Sabah her zamankinden erken uyanmamın sebebi heyecanlı filan olmam değildi. Aslında hiç uyumadım ki. Yeni okul, yeni arkadaşlar, yeni hayat bunların hiç biri beni heyecanlandırmıyordu. Hiç kimseye hiçbir şeye ilgi duymayan asosyal kulaklığıyla ilişkisi olan normal bir ergenimdir belki de. Üniversite daha çekicidir. Birkaç arkadaş edinirim umuduyla yataktan kalktım. Lavaboya doğru yürürken en sevdiğim tişörtün kirliler sepetinde olduğunu fark ettim. Oysa o tişörtü giyeceğimi düşünmüştüm. Neyse güne iyi başlamak için onu bile umursamadım. Odaya geldim ve hemen giyeceğim kıyafetlerimi bulup hazırlamaya başladım. Bugün üniversitede neler olacağını düşünürken ansızın annemin sesiyle hayata döndüm.

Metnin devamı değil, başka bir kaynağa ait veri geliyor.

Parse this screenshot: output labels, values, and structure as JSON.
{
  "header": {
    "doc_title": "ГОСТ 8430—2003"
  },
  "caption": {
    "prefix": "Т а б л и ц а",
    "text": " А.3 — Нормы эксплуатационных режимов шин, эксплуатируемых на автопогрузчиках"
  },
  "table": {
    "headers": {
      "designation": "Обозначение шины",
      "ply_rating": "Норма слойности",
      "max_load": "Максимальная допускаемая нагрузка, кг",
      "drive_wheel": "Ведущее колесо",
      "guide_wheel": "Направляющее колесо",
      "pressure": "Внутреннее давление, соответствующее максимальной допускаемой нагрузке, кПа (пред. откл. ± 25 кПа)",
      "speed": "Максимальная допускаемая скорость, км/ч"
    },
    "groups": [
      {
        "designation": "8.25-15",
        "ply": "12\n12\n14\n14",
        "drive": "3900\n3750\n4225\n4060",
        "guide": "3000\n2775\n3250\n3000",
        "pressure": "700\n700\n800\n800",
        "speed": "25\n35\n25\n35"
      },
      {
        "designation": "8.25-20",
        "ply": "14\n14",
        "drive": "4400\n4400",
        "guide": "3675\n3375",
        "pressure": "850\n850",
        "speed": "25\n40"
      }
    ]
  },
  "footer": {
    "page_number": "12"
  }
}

''John! Uyanda kahvaltı edelim tatlım.''

Her zamanki klasik anne kelimelerinden. Onun isteğini geri çevirmek istemiyordum ama okula geç kalmıştım. İlk günden göze batmayı istemiyordum ama o bile umurumda değildi. O kadar umursamazım ki. 

'' Üzgünüm anne, ilk günden okula geç kalmak istemiyorum.'' dedim ve yanağına bir buse koyup evden çıktım. 

Kulaklığımı telefona takıp Brokencyde-Kandyland dinliyordum. Annem sırf üniversiteye yakın olmam için kısa mesafedeki eve taşınmamı istedi. Zaten ilk hafta benle kalıp tekrar eve dönecekti. Babamı hiç tanımadım bile. Babamdan da insanlardan da nefret ederdim zaten. Bu yaşıma kadar sevgilim olmadı. Nelerden hoşlandığımı da bilmiyorum ki. Benim gibi birinin ihtiyacı da yoktu zaten. Sabahın ilk saatlerinde fizik dersiyle başladık. Programa göre hep böyle gidecekti. Hoca sınıfa girdi günaydın demesiyle hemen yerime oturdum. Derse başladık formüller, harflerin içinden sayı çıkması hiçbir şey anlamıyordum. Kapı çaldı ve içeriye bir kız girdi. Tatlı mı tatlı, 1.65 boyunda belkide 65-70 kgdı. Uzun sarı saçları ve mini eteğiyle dikkat çeken bir kızdı. Öğretmenden özür dileyerek yanıma oturdu. Açıkçası o kadar masa varken benim yanıma gelip oturması da bende ayrı bir şaşkınlık yaratmadı değil. Kareli defterimin karelerini karalamaya geri döndüm. 

''Günaydın ben Amelia, nasılsın?''

-

''Orda mısın?''

-

Bir elin çarpmasıyla kendime geldim. Ben kareli defterimi karalamaya o kadar dalmışım ki kızın seslendiğini duymadım bile. 

''Sana seslendim duymadın mı?''

''İşim var görmüyor musun?''

''Ne kadar asabi birisisin sen John.''

''Adımı nereden biliyorsun sen?''

''Kâğıdında yazıyor görmüyor musun?''

''Anlaşılan baş belası olmaktan başka bir şey olmayacaksın.''

''Öyleyimdir.''

''Peki. Senin ismin neydi?''

''Amelia''


*Ders zili çalar*


Dışarıya doğru yöneldim. Bu kızın amacı ne? Çok yılışık birisine benziyor. Koridorda yürürken bir erkeğe çarptım. Çocuk kaslı, uzun boylu olduğundan ikimizde sarsıldık. Elindeki kitaplarını yere düşürdüm. Umursamadım ve yoluma devam ettim. Arkamdan söyleniyordu.